Freddie Mac Survey Finds Hybrids Shoring up ARM Market

Adjustable rate mortgages have lost
much of the popularity they enjoyed in the mid-2000s and Freddie Mac’s 28th
Annual Adjustable-Rate Mortgage Survey for 2012 found that hybrid ARMs,
especially the 5/1 hybrid are the most popular ARMs offered by lenders.

With ARM initial period rates at
historically low levels, reflecting, in part, the low levels of the Treasury
yields that are used as indexes, the survey, conducted between January 3 and
January 5, found there was, in fact, little difference in the initial interest
rate for the traditional one-year adjustable, the 3/1 hybrid and the 5/1
hybrid.  The longer-term products such as
the 7/1 and 10/1 hybrids were, because of their long initial fixed-rate period,
priced closer to the rate on a 30-year fixed rate mortgage.

The 5/1 hybrid ARM continued to be
the most popular loan product (sic) offered by lenders and nearly all of the
ARM lenders who participated in the survey offered such a loan.  Following the 5/1 in popularity were the 3/1
and the 7/1.  Less than one-half of the lenders
now offer the one-year adjustable, and only 4 percent offered a 3/3 ARM that
adjusts once every three years.  The 7/1
and 10/1 ARMs, were available from 63 percent and 38 percent of the survey
participants, respectively.

The survey found that the interest
rate savings for the 5/1 hybrid compared to the 30-year fixed-rate mortgage was
about 1 percentage point in early 2012. 
This was virtually unchanged from the savings found in the January 2011

Of the 121 ARM lenders surveyed, 65
percent offered loans tied to constant-maturity Treasuries, down from 71
percent in 2011; the remaining offered products tied to future rates indexed to
the London Interbank Offered Rate (LIBOR).  With the onset of the debt
crisis in the Eurozone, the 1-year LIBOR rate less the 1-year constant-maturity
Treasury yield peaked over the week ending January 6 at over 1 percentage
point, compared to around 0.5 percentage points over the same week in 2011. As
a result, 1-year LIBOR indexed ARMs may have adjusted up or did not adjust
materially down compared with Treasury-indexed ARMs.  The uncertainty over
LIBOR movements may have led some current borrowers to avoid LIBOR ARMs.

Frank Nothaft, vice president and
chief economist, Freddie Mac said of the survey findings, “Homebuyers have
shied away from ARMs, particularly traditional 1-year ARMs, because they are
wary of the risk and uncertainty.  Borrowers who have taken out ARMs
generally prefer hybrids, because these products include an extended initial
period where the interest rate is fixed.
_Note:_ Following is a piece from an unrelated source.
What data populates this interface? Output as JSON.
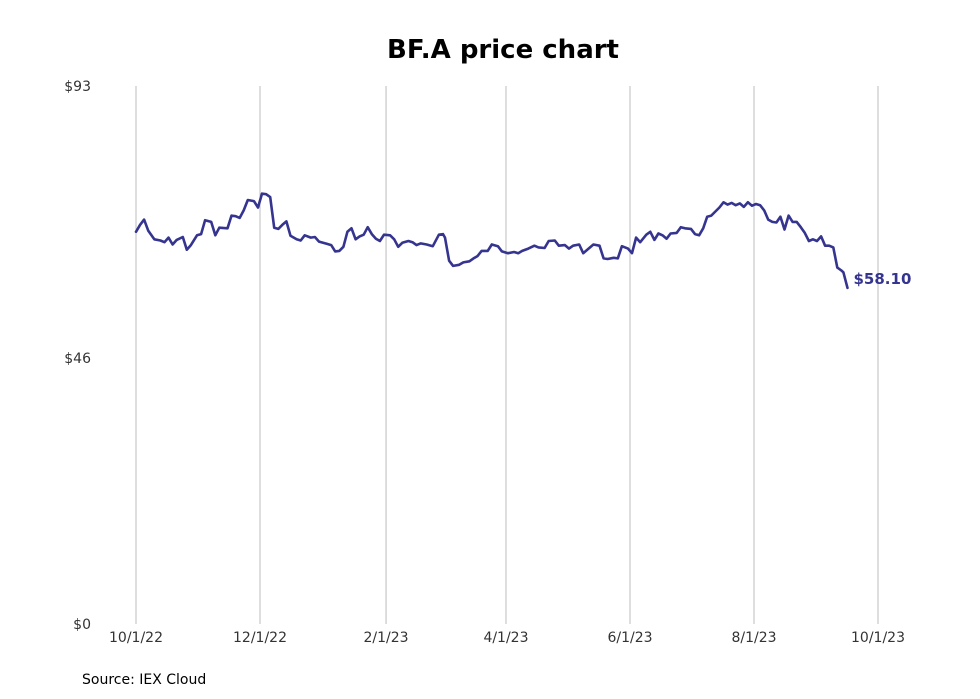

ARMs today are financing just over 10
percent of new home-purchase loans. In June 2004, ARMs hit a peak share of 40
percent of the home-purchase market but by early 2009, that share had fallen to
just 3 percent, according to the Federal Housing Finance Agency. We are
expecting ARMs to gradually gain back some favor with mortgage borrowers rising
to a 14 percent share of the home-purchase market in 2012.”